Prenons le cas des hôpitaux. Il y a une semaine, Ségolène Royal sur le plateau de TF1 s’en prenait vigoureusement au gouvernement actuel coupable, selon elle, de n’avoir pas apporté de réponses au malaise qui grandissait dans les hôpitaux. Son propos passait pourtant sous silence le fait que les difficultés des hôpitaux publics ne sont pas apparues ces trois dernières années. Ainsi, les problèmes dans les services d’urgence remontent au moins à 1993, année de la publication du rapport Steg, qui dénonçait déjà leur engorgement.

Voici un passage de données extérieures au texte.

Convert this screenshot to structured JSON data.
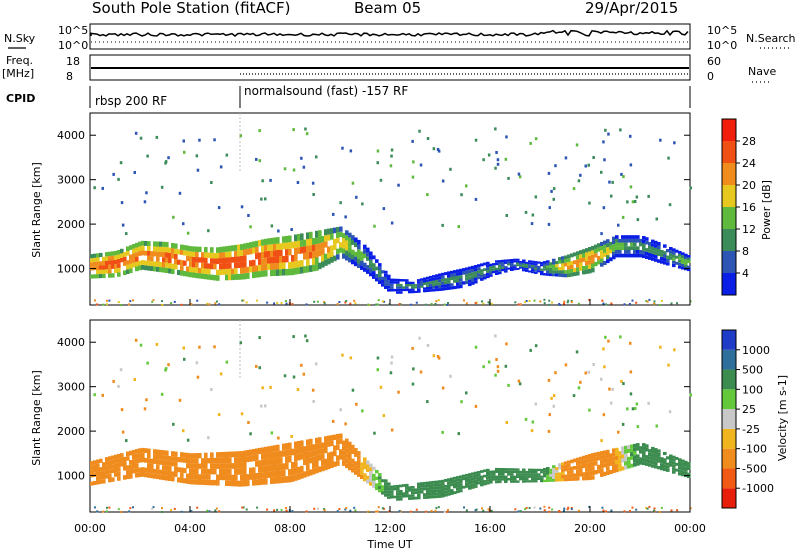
{
  "header": {
    "station": "South Pole Station (fitACF)",
    "beam": "Beam 05",
    "date": "29/Apr/2015"
  },
  "summary": {
    "nsky_label": "N.Sky",
    "nsky_ticks": [
      "10^5",
      "10^0"
    ],
    "nsearch_label": "N.Search",
    "freq_label_line1": "Freq.",
    "freq_label_line2": "[MHz]",
    "freq_ticks": [
      "18",
      "8"
    ],
    "nave_label": "Nave",
    "nave_ticks": [
      "60",
      "0"
    ],
    "cpid_label": "CPID",
    "cpid_segments": [
      "rbsp 200 RF",
      "normalsound (fast) -157 RF"
    ],
    "cpid_switch_time": "06:00"
  },
  "colors": {
    "power_scale": [
      "#0a1ee6",
      "#2d55b4",
      "#3c8c5a",
      "#5fb93c",
      "#e6c81e",
      "#f08c1e",
      "#f05014",
      "#f01e0a"
    ],
    "velocity_scale": [
      "#1e3cc8",
      "#2d6e9b",
      "#3c8c50",
      "#64c83c",
      "#c8c8c8",
      "#f0b41e",
      "#f08c1e",
      "#f05a14",
      "#e61e0a"
    ]
  },
  "chart_data": [
    {
      "type": "heatmap",
      "title": "Power",
      "xlabel": "Time UT",
      "ylabel": "Slant Range [km]",
      "x_ticks": [
        "00:00",
        "04:00",
        "08:00",
        "12:00",
        "16:00",
        "20:00",
        "00:00"
      ],
      "x_range_hours": [
        0,
        24
      ],
      "y_ticks": [
        1000,
        2000,
        3000,
        4000
      ],
      "ylim": [
        180,
        4500
      ],
      "colorbar": {
        "label": "Power [dB]",
        "ticks": [
          4,
          8,
          12,
          16,
          20,
          24,
          28
        ],
        "range": [
          0,
          32
        ]
      },
      "echo_bands": [
        {
          "t": 0.0,
          "center": 1050,
          "width": 550,
          "power": 26
        },
        {
          "t": 1.0,
          "center": 1100,
          "width": 600,
          "power": 28
        },
        {
          "t": 2.0,
          "center": 1300,
          "width": 650,
          "power": 26
        },
        {
          "t": 3.0,
          "center": 1250,
          "width": 700,
          "power": 27
        },
        {
          "t": 4.0,
          "center": 1150,
          "width": 700,
          "power": 28
        },
        {
          "t": 5.0,
          "center": 1100,
          "width": 750,
          "power": 28
        },
        {
          "t": 6.0,
          "center": 1150,
          "width": 800,
          "power": 29
        },
        {
          "t": 7.0,
          "center": 1250,
          "width": 850,
          "power": 28
        },
        {
          "t": 8.0,
          "center": 1300,
          "width": 900,
          "power": 27
        },
        {
          "t": 9.0,
          "center": 1400,
          "width": 900,
          "power": 25
        },
        {
          "t": 10.0,
          "center": 1600,
          "width": 700,
          "power": 22
        },
        {
          "t": 11.0,
          "center": 1200,
          "width": 600,
          "power": 14
        },
        {
          "t": 12.0,
          "center": 600,
          "width": 350,
          "power": 10
        },
        {
          "t": 13.0,
          "center": 600,
          "width": 300,
          "power": 11
        },
        {
          "t": 14.0,
          "center": 700,
          "width": 400,
          "power": 12
        },
        {
          "t": 15.0,
          "center": 800,
          "width": 450,
          "power": 13
        },
        {
          "t": 16.0,
          "center": 1000,
          "width": 350,
          "power": 12
        },
        {
          "t": 17.0,
          "center": 1100,
          "width": 250,
          "power": 10
        },
        {
          "t": 18.0,
          "center": 1000,
          "width": 300,
          "power": 11
        },
        {
          "t": 19.0,
          "center": 1050,
          "width": 500,
          "power": 24
        },
        {
          "t": 20.0,
          "center": 1200,
          "width": 600,
          "power": 24
        },
        {
          "t": 21.0,
          "center": 1500,
          "width": 500,
          "power": 16
        },
        {
          "t": 22.0,
          "center": 1500,
          "width": 500,
          "power": 12
        },
        {
          "t": 23.0,
          "center": 1300,
          "width": 450,
          "power": 12
        },
        {
          "t": 24.0,
          "center": 1100,
          "width": 350,
          "power": 18
        }
      ]
    },
    {
      "type": "heatmap",
      "title": "Velocity",
      "xlabel": "Time UT",
      "ylabel": "Slant Range [km]",
      "x_ticks": [
        "00:00",
        "04:00",
        "08:00",
        "12:00",
        "16:00",
        "20:00",
        "00:00"
      ],
      "x_range_hours": [
        0,
        24
      ],
      "y_ticks": [
        1000,
        2000,
        3000,
        4000
      ],
      "ylim": [
        180,
        4500
      ],
      "colorbar": {
        "label": "Velocity [m s-1]",
        "ticks": [
          1000,
          500,
          100,
          25,
          -25,
          -100,
          -500,
          -1000
        ]
      },
      "echo_bands": [
        {
          "t": 0.0,
          "center": 1050,
          "width": 550,
          "velocity": -150
        },
        {
          "t": 2.0,
          "center": 1300,
          "width": 650,
          "velocity": -150
        },
        {
          "t": 4.0,
          "center": 1150,
          "width": 700,
          "velocity": -200
        },
        {
          "t": 6.0,
          "center": 1150,
          "width": 800,
          "velocity": -250
        },
        {
          "t": 8.0,
          "center": 1300,
          "width": 900,
          "velocity": -250
        },
        {
          "t": 10.0,
          "center": 1600,
          "width": 700,
          "velocity": -300
        },
        {
          "t": 12.0,
          "center": 600,
          "width": 350,
          "velocity": 200
        },
        {
          "t": 14.0,
          "center": 700,
          "width": 400,
          "velocity": 150
        },
        {
          "t": 16.0,
          "center": 1000,
          "width": 350,
          "velocity": 200
        },
        {
          "t": 18.0,
          "center": 1000,
          "width": 300,
          "velocity": 150
        },
        {
          "t": 20.0,
          "center": 1200,
          "width": 600,
          "velocity": -400
        },
        {
          "t": 22.0,
          "center": 1500,
          "width": 500,
          "velocity": 200
        },
        {
          "t": 24.0,
          "center": 1100,
          "width": 350,
          "velocity": 250
        }
      ]
    }
  ]
}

Bien évidemment, l’application par Martine Aubry des 35 heures dans tous les hôpitaux, au début des années 2000 a amplifié la désorganisation de l’hôpital public et cela de deux façons. D’un côté, pour des raisons budgétaires les directeurs ne procéderont jamais aux embauches nécessaires pour assurer le maintien de la qualité de soins aux patients. On s’en remettra à une politique d’heures supplémentaires dont il apparaîtra quelques années plus tard qu’elle constituait une véritable « bombe à retardement ». De l’autre, les praticiens libéraux, en se mettant à leur tour au régime des RTT, porteront un coup fatal, quoi qu’en disent leurs syndicats, au régime des gardes et des astreintes, compliquant encore la tâche des services d’urgence.
En 2007, un nouveau coup est porté au service public hospitalier avec l’introduction de la T2A, « tarification à l’activité », qui repose sur un principe discutable : l’hôpital doit être géré comme une entreprise privée et ses recettes calculées en fonction des actes qu’il accomplit. Comme on pouvait s’y attendre le système s’est très vite révélé inflationniste, alors que depuis 1994 l’assurance maladie était déjà en déficit. En conséquence, la Cour des comptes multipliait les rappels à l’ordre ces dernières années encore pour qu’au virage ambulatoire pris dans la chirurgie, corresponde une réduction du nombre de lits…
Le débat sur la pénurie de masques apparaît tout aussi frappé d’incohérences. Lorsque débute l’épidémie de H1N1 en 2009, Roselyne Bachelot, principe de précaution oblige, apporte une réponse que l’on jugera a posteriori surdimensionnée, en décrétant une campagne de vaccination obligatoire. Parallèlement, alors que depuis 2007 a été mis en place un « Établissement de préparation et de réponse aux urgences sanitaire » (Eprus) cofinancé par l’État et l’assurance maladie, des masques « périssables » dans une durée de cinq ans, sont achetés par centaines de millions par les hôpitaux et les entreprises privées. Par la suite, un rapport assassin de la Cour des comptes épinglant la gestion de la crise sanitaire par Roselyne Bachelot, conduira les gouvernements, sous les présidences Sarkozy et Hollande, à ne pas renouveler ces stocks. Un calcul de gribouille, qui permettra à l’État et à l’assurance maladie de diviser pas dix entre 2007 et 2015 leur contribution à l’Eprus, ainsi que le déplore dès 2015 un rapport du Sénat…
Autrement dit, non seulement c’est bien volontairement que le stock des masques n’a pas été reconstitué, mais tout le monde le savait. D’où les explications embarrassées et passablement contradictoires des experts et des politiques expliquant qu’il y a pénurie. Mais que leur utilité n’est pas prouvée, ce qui laisse pantois les Asiatiques confrontés depuis longtemps aux plus graves épidémies…
Goulots d’étranglement dans la fabrication et la distribution de médicaments dans un pays où les assurés sont les premiers consommateurs du monde, cloisonnement persistant entre médecine hospitalière et médecine de ville, exigence de confort des malades s’accommodant mal des capacités financières du système, la pandémie actuelle ouvre en grand et en vrac toutes les plaies du système de soins. Elles sont anciennes, nombreuses et profondes. Une fois l’épreuve surmontée, on ne peut donc que souhaiter que les acteurs du système, avec leurs représentants et les pouvoirs publics, se mettent autour d’une table pour perfectionner un État-providence auquel tous les Français demeurent manifestement très attachés. Le 16 mars, Emmanuel Macron avait évoqué son souci de consolider cet acquis dont on voit bien, tous les soirs à 20 heures, qu’il fait l’objet d’un vrai consensus.